Dès les premiers mètres, de maigres vagues recouvrent l'avant et l'arrière du bateau… On se rend vite compte de deux choses :
- Le bateau s’est courbé lors du grutage.
- On ne peut plus s'asseoir sur les magnifiques pointes. Ces zones de chill où on adorait se poser pour des heures de sieste sont désormais condamnées à être englouties à la moindre vague et à doucement moisir…
Ce genre de truc fout le moral à plat ! À peine un tiers de l'expé, et nous voilà avec un Pipilintu qui tire sévèrement la gueule.
Comme d'habitude, on s'adapte et on s'habitue assez vite. Ce bateau avec un espace de vie réduit, chargé a bloc par nos équipements, est juste notre nouvelle réalité.
Pipilintu : des espions de la police fédérale sur un bateau traditionnel ? 🕵️
Après une certaine célébrité en Bolivie, personne ne connaît rien de l'expédition au Brésil : on est juste quatre gringos à l'hygiène apparemment douteuse, sur un bateau bien curieux.
Les premiers échanges avec les ribeirinhos (brésiliens qui vivent au bord des rivières) sont assez étranges. Les gens se rapprochent timidement du bateau, sans oser un mot, et ne répondent pas vraiment à nos tentatives de discussion, se contentant souvent de nous filmer, les yeux cachés derrière leurs téléphones.
En fait, on apprendra rapidement la raison de ces comportements craintifs : une rumeur s'est vite propagée nous concernant, et ainsi, nous serions des espions de la police fédérale en mission de reconnaissance pour un prochain raid qui visera à brûler toutes les dragues d'or illégales. Autant dire que certains nous voient d'un mauvais œil. De l'hilarité, on passe à l'effarement, en voyant à quel point cette "fake news" se répand à vitesse grand V, sur tous les réseaux sociaux.

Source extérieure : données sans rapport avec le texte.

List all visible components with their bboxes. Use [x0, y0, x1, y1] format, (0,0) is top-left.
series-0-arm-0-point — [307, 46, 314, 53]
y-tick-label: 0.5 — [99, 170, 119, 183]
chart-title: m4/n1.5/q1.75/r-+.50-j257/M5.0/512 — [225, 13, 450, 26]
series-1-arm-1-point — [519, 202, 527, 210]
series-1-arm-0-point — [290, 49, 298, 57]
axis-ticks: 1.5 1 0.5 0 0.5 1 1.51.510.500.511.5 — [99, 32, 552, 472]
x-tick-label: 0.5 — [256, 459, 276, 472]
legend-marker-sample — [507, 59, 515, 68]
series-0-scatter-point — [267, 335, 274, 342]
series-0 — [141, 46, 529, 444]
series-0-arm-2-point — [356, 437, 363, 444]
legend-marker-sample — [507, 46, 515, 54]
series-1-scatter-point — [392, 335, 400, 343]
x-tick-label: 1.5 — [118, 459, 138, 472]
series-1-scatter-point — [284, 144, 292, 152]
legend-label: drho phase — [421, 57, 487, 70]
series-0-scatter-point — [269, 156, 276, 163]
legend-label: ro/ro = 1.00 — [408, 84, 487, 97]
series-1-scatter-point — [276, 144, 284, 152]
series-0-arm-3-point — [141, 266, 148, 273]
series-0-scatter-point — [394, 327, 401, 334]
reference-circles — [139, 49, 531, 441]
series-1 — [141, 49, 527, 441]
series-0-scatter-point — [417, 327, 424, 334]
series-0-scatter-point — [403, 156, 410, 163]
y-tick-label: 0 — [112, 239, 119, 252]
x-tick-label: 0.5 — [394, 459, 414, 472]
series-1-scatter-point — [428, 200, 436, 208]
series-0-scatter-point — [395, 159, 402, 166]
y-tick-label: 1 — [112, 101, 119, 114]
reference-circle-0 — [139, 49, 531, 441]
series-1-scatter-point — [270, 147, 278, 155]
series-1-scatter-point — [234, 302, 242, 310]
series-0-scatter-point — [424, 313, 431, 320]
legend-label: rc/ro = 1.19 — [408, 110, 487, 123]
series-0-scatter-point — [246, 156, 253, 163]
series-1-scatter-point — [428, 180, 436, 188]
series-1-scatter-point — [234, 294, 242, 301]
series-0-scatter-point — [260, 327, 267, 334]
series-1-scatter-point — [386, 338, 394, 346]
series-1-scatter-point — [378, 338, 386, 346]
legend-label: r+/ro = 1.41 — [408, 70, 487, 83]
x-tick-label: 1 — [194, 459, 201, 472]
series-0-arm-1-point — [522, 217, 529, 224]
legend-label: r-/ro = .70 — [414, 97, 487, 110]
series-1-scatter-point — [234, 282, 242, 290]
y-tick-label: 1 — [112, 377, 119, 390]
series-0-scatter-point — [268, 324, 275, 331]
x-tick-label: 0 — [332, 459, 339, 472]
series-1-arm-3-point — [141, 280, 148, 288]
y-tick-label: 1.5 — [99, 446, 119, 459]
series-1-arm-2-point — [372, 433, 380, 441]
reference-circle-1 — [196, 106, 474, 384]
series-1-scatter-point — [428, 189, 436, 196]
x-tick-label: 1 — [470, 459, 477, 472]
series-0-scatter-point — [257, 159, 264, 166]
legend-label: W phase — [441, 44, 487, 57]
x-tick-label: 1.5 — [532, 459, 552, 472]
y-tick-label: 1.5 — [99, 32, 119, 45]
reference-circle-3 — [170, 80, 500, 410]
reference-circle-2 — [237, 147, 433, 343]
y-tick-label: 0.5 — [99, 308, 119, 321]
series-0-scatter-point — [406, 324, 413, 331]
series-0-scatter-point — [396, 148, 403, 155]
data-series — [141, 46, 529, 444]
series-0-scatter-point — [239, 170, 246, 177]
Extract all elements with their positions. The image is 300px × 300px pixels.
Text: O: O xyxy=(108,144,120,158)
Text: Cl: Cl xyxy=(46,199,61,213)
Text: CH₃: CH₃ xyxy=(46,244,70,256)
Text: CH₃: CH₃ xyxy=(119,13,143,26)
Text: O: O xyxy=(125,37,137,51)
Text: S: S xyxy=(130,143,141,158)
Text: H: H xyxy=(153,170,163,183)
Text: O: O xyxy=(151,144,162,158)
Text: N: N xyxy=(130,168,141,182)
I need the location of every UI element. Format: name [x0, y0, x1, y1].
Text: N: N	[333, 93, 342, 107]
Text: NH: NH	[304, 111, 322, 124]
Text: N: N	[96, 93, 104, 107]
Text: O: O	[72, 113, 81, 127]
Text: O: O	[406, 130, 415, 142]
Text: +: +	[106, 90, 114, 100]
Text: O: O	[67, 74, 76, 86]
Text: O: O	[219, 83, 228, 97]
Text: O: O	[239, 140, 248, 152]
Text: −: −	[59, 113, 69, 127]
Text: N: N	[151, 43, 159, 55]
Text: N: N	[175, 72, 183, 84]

L’apogée de la célébrité & générosité ribeirinha 🤲
Bien heureusement, on rencontre aussi plein de gens bienveillants et curieux, qui viennent bien souvent les mains pleines (fruits, poissons, boissons glacées) nous encourager et prendre des photos avec nous pendant qu'on navigue. Que de générosité ! On refuse avec dépit des délicieuses pastèques car on en a déjà 4 de 15kg chacune qui s'entassent à bord. Aussi, on se retrouve parfois avec six ou sept barques attachées en flèche à droite et à gauche de Pipilintu, pendant qu'un des pauvres équipiers continue difficilement à ramer.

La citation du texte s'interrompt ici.